昨今の能楽のチラシでは、黒背景の写真を使用したデザインが多くみられます。これも、すべて「神遊」が最初にチャレンジしたことです。
それまで能楽のチラシの写真は、舞台写真を引き伸ばして使う程度。観世さんは、能楽界では初めて、プロのカメラマンによって広報用のスチール撮影を行い、プロのデザイナーによる洗練されたデザインのチラシ作りに取り組まれたのです。

ここで、戦前から戦後、そして「神遊」の登場以降まで、パンフレットやチラシなど、能公演における配布物の変遷を豊富なスライド資料で確認しました。「神遊」の登場がいかにセンセーショナルであったかは、チラシのデザインからも見て取ることができます。

また、「神遊」は能楽の世界におけるホームページ活用のパイオニアでもあります。
まだインターネットが現在ほどは浸透していなかった90年代後半から、プロのデザイナーを据えて見栄えのよいウェブサイトを公開していました。公演情報から演者プロフィール、ファンクラブ案内に至るまでたくさんの情報が掲載されています。

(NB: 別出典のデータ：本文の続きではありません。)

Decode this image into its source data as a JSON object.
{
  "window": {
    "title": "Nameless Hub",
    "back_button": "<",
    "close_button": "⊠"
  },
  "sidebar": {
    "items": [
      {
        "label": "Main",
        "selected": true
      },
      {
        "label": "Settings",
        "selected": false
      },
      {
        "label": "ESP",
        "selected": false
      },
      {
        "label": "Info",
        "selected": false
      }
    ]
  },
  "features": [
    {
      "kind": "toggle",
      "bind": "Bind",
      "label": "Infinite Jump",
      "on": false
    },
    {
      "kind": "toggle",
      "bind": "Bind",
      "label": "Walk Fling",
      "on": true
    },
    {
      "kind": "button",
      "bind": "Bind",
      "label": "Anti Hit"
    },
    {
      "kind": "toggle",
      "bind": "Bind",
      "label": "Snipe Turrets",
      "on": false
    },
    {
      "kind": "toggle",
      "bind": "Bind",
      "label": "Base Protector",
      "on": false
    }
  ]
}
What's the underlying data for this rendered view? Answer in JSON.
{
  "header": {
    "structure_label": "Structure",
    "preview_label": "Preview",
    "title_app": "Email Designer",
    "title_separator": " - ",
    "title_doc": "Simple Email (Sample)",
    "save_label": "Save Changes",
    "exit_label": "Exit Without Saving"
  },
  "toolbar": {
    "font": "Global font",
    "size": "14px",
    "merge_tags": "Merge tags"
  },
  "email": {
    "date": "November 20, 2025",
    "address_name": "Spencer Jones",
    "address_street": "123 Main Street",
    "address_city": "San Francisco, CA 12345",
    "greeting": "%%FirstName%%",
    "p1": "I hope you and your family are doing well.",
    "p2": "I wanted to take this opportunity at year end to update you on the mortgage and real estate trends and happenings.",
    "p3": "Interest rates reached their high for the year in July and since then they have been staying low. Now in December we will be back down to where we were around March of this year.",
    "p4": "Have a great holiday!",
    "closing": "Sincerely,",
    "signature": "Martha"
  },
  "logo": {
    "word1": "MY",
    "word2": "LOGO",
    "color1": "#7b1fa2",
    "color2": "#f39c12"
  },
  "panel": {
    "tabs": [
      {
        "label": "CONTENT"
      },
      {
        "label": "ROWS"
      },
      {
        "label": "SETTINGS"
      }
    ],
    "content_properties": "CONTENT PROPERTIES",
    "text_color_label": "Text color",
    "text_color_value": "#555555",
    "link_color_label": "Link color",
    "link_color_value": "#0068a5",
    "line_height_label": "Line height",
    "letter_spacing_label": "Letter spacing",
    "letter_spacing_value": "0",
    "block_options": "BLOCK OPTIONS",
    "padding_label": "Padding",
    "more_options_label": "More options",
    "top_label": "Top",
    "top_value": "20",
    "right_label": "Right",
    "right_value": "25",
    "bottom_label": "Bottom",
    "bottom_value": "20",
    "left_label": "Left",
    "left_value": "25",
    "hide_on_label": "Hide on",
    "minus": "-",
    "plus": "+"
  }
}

「神遊」だけでなく、ご自身が中心となって活動されている初心者向けの能公演「のうのう能」や体験の紹介サイト「かんぜこむ」や、「矢来能楽堂」のホームページも、情報豊かで見やすく楽しいデザインのサイト運営をされています。

 

観世さんのこうした取り組みの根底には、国内外を問わず、“能楽をいかにして普及させるか”という明確な目的があります。
公益社団法人能楽協会の理事のおひとりとして、協会の広報担当でもいらっしゃる観世さん。能楽界のスポークスマンとしてもチャレンジはまだまだ続くのではないでしょうか。
今ある状況に対して常に疑問をもちつづける、そうした精神は伝統芸能だけでなくどの分野にも通じるかもしれません。